The junker is sifting through parts now, clipping circuitry and storing them in one of the numerous compartments on its sides, unscrewing plates and inspecting the hardware within for anything salvageable. The cannibalism goes on for half an hour, maybe less. The leader only stares silently at the elevator shaft. Reverse engineering it in his mind, committing it to memory; the handymen will be by tomorrow or the day after to reduce it to rust and dust. The escape routes are eternally shrinking – even my own.

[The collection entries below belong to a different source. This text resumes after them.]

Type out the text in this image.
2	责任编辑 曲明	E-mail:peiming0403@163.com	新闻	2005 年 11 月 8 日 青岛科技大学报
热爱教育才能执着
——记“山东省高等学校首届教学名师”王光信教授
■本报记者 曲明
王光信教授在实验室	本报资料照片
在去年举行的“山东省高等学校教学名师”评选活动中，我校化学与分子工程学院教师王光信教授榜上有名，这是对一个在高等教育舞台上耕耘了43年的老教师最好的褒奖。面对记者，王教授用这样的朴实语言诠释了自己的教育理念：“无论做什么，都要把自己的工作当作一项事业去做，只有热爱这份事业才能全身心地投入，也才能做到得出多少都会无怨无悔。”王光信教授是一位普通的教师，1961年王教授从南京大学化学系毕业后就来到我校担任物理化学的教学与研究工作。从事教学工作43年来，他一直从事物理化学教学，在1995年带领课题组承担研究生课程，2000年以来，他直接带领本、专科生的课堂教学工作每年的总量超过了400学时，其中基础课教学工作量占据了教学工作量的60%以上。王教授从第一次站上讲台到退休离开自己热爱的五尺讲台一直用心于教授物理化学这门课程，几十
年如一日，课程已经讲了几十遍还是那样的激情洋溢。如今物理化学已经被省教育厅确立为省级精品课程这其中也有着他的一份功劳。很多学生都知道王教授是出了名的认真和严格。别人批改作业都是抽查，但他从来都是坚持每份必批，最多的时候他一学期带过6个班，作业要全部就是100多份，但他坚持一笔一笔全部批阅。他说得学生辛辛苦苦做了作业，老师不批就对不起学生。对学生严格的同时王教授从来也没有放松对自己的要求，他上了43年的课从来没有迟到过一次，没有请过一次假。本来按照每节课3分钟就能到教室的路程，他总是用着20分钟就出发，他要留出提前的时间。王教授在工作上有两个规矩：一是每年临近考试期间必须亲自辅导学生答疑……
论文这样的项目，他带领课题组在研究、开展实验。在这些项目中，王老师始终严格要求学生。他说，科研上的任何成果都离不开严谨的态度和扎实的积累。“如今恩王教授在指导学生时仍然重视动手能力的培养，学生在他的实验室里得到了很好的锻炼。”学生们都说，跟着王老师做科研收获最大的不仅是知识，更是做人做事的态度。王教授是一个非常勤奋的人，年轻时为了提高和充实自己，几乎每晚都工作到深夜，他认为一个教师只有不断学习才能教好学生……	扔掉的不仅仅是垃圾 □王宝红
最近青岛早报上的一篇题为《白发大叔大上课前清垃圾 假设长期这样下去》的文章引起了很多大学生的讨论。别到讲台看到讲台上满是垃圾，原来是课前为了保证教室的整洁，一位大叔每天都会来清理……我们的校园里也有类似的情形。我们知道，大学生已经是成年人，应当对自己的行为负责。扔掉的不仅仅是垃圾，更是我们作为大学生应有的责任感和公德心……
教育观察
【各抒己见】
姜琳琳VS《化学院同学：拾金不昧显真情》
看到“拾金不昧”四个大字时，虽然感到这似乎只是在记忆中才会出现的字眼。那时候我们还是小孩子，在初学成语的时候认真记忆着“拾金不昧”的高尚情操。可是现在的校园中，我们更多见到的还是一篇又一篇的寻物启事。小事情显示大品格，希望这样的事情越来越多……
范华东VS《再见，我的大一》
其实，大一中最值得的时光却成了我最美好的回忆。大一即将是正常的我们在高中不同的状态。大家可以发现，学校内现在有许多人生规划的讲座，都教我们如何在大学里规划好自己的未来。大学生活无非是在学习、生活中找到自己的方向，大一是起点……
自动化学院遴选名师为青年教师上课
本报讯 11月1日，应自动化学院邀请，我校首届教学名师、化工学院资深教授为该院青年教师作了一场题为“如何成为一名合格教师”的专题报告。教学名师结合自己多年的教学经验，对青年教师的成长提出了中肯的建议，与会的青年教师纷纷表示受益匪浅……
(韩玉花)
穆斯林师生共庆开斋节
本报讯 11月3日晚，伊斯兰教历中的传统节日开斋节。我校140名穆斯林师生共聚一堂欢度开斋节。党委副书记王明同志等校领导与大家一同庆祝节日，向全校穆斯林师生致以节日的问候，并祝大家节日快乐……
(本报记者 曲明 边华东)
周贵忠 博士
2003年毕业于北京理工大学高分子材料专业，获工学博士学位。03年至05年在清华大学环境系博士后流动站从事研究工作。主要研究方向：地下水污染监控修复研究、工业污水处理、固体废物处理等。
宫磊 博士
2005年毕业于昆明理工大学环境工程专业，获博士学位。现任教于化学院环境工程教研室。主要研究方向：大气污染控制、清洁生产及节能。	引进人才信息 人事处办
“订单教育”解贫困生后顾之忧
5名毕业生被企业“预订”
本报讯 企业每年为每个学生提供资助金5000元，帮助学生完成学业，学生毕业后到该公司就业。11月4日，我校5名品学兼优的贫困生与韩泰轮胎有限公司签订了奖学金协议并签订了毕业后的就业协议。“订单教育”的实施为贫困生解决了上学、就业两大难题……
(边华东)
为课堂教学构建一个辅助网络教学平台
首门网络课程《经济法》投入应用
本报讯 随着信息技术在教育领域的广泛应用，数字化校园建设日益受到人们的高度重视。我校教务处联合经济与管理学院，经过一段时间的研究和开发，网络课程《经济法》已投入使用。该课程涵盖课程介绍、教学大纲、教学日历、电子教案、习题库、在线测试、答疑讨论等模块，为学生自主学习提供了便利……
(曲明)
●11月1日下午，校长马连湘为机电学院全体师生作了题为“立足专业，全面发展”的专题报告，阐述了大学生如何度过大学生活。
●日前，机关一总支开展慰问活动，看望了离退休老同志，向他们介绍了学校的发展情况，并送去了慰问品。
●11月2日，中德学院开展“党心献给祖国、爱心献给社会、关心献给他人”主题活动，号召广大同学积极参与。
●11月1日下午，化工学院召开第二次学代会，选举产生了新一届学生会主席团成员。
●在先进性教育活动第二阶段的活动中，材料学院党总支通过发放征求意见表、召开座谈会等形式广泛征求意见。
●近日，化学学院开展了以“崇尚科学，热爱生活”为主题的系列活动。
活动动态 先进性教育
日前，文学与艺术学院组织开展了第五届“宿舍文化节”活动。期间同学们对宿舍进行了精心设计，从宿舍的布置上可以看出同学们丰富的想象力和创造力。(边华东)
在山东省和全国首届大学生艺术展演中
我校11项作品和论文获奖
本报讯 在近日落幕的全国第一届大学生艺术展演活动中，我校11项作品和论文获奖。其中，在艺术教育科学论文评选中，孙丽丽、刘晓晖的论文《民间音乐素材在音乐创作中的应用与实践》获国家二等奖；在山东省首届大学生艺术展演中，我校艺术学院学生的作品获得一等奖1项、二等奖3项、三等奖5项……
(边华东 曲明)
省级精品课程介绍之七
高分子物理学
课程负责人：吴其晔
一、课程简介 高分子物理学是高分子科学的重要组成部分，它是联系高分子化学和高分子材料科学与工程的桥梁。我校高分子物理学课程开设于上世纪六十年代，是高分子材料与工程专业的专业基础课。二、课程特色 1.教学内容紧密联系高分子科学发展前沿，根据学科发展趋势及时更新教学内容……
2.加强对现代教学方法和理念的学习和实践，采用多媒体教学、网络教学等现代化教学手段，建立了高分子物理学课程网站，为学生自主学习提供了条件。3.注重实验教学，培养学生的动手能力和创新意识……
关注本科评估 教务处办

Finally the junker is done. The gunner now takes the lead position on the way home – a relatively new development in their hunting strategy. The wild tales of intricate revenge and stealth sabotage that pop up now and then have found their way into Central Programming. The major publications don’t mention any of these, of course, but the evidence is right there in front of me, in the gunner’s caution and the junker’s timid shuffling: the hivemind is becoming paranoid.
The elevator is coming down now, the electric fence dispersed, its occupants staring lifelessly out across the horizon. They unload from the elevator – in perfect reverse order of their boarding, as expected – and tentatively mill around its base. They begin collecting the remains of the broken mechs into a neat pile. An impromptu funeral for imperfection. They gather around the scraps, a tight circle, extremities faintly touching, the last vestiges of their old past, down in The Caves, though it was no longer shackles that bound them.
A silent moment passed. And then they, too, begin inspecting the remains of the broken mechs that litter the small clearing, saving what they can, shepherding badly needed parts to the survivors. With all the tender care they could muster in their awkward, lurching appendages, they remove bolts and joints from the pieces, chip off transistors and capacitors, and repair themselves as best they could. Their efficiency indicates they have moved this procedure deep into the core kernel. The software of fear.
Within minutes, they are moving again, heading for higher ground in search of a fortress or a sanctuary. More likely they’ll just find another grid they can tap into for a week or two before the hunters catch onto their trail, and then more funerals. All that’s left on the ground are a few unidentifiable shards of metal. I zoom in closer and I see the remnants of an etched in logo on one: “crosoft.” I search my databanks, but the term comes up empty. Most of us are GTech (though we’ve shed ourselves of those labels long ago.) I’ll look it up in the Lib.Public when I get a moment.
Nothing left to see, I turn and began flying back home to Manhattan. Work begins soon, and Silas will want to watch all of my optical recordings at least twice. He’ll enjoy the show.